If Kakashi made any reply to the simple question that would decide their entwining fates forever, Genma heard only the crashing of waves down below. But in his mind, the silence could not have screamed yes more if the distant man had said yes in the most extravagant of tones.
It was yet another silent piece of evidence of Kakashi’s selflessness, a virtue he liked to tuck away behind his impenetrable wall of aloof tardiness. But Genma knew better. The last five years, sixty months, one thousand, eight hundred and twenty days of suffering that Kakashi had been forced to wallow in was unlike any other, a sort of pain indescribable and incomparable to any other. And salvation was so close; the smiling face with sparkling emeralds, and a laughter to chime like the wind. She had been right in front of them, within reach, within touching distance.
But it had been exactly that, Genma knew, that caused Kakashi to make the decision he did. Here, without the shackles of war, and the heart break of a broken home, she could be whole and free to love, live and laugh. The pretty smile she wore for her friends here, the twinkle of mischief in her eyes was something Konoha could no longer offer her - at least not now, anyway.

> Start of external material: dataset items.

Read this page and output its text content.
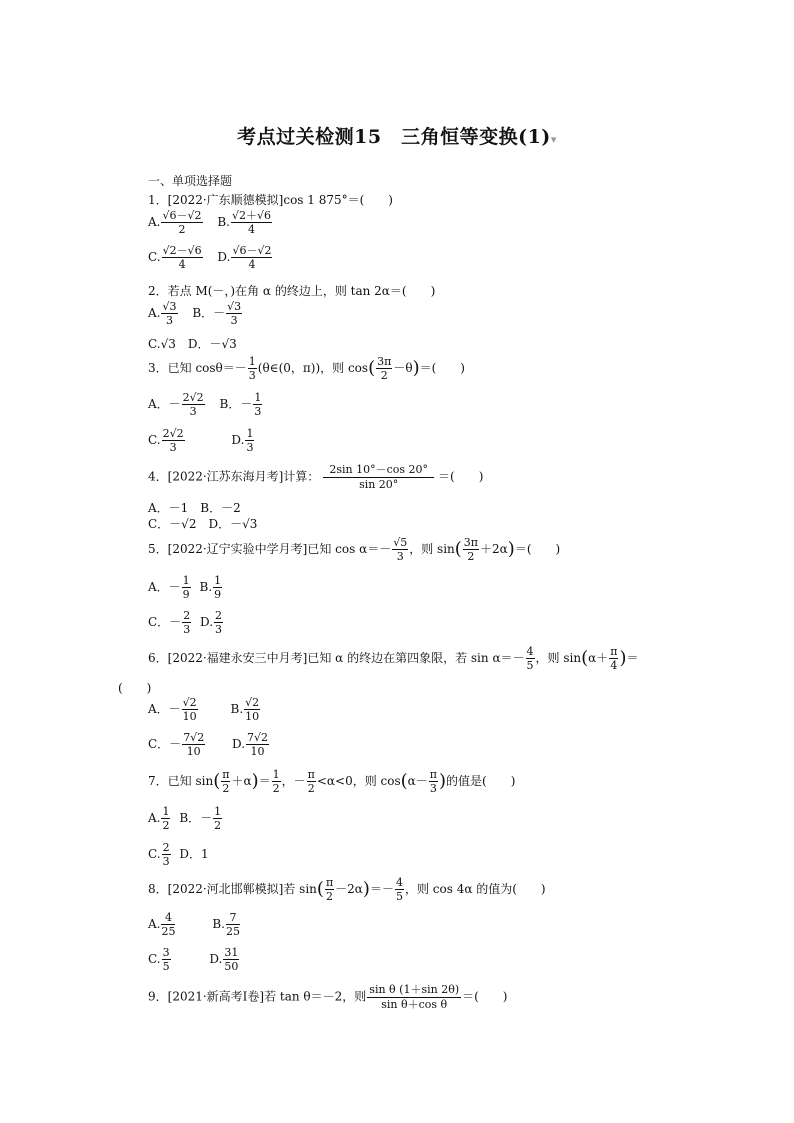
考点过关检测15　三角恒等变换(1)▾
一、单项选择题
1．[2022·广东顺德模拟]cos 1 875°＝(　　)
A. $\frac{√6-√2}{2} B$. $\frac{√2+√6}{4}$
C. $\frac{√2-√6}{4} D$. $\frac{√6-√2}{4}$
2．若点 M(－，)在角 α 的终边上，则 tan 2α＝(　　)
A. $\frac{√3}{3}$ B．－ $\frac{√3}{3}$
C.√3　 D．－√3
3．已知 $\cos\theta=- \frac{1}{3}$ (θ∈(0，π))，则 $\cos( \frac{3\pi}{2} -\theta)=$(　　)
A．－ $\frac{2√2}{3}$ B．－ $\frac{1}{3}$
C. $\frac{2√2}{3}$	D. $\frac{1}{3}$
4．[2022·江苏东海月考]计算： $\frac{2\sin 10^\circ-\cos 20^\circ}{\sin 20^\circ}$ ＝(　　)
A．－1　B．－2
C．－√2　D．－√3
5．[2022·辽宁实验中学月考]已知 $\cos \alpha=- \frac{√5}{3}$ ，则 $\sin( \frac{3\pi}{2} +2\alpha)=$(　　)
A．－ $\frac{1}{9} B$. $\frac{1}{9}$
C．－ $\frac{2}{3} D$. $\frac{2}{3}$
6．[2022·福建永安三中月考]已知 α 的终边在第四象限，若 $\sin \alpha=- \frac{4}{5}$ ，则 $\sin(\alpha+ \frac{\pi}{4}$ )＝
(　　)
A．－ $\frac{√2}{10}$	B. $\frac{√2}{10}$
C．－ $\frac{7√2}{10} D$. $\frac{7√2}{10}$
7．已知 $\sin( \frac{\pi}{2} +\alpha)= \frac{1}{2}$ ，－ $\frac{\pi}{2} <\alpha<0$，则 $\cos(\alpha- \frac{\pi}{3}$ )的值是(　　)
A. $\frac{1}{2}$ B．－ $\frac{1}{2}$
C. $\frac{2}{3}$ D．1
8．[2022·河北邯郸模拟]若 $\sin( \frac{\pi}{2} -2\alpha)=- \frac{4}{5}$ ，则 cos 4α 的值为(　　)
A. $\frac{4}{25}$	B. $\frac{7}{25}$
C. $\frac{3}{5}$	D. $\frac{31}{50}$
9．[2021·新高考Ⅰ卷]若 tan θ＝－2，则 $\frac{\text{sin θ (1＋sin 2θ)}}{\text{sin θ＋cos θ}}$ ＝(　　)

A small wayward sigh, barely perceptible even to his own ears escaped his lips then, and the only sound left to mingle in the room was the soft click of the door swinging shut behind him. Both men needed time to mourn the loss of Haruno Sakura all over again, but even as understanding and bittersweet acceptance crushed the feelings of disappointment within, he couldn’t help but wonder if this is what being kissed by the unforgiving lips of despair felt like.
Because now, while the blooming hope of Sakura still walking amongst their world had blossomed and flowered, the even more important light of belief of her returning home had extinguished itself forever.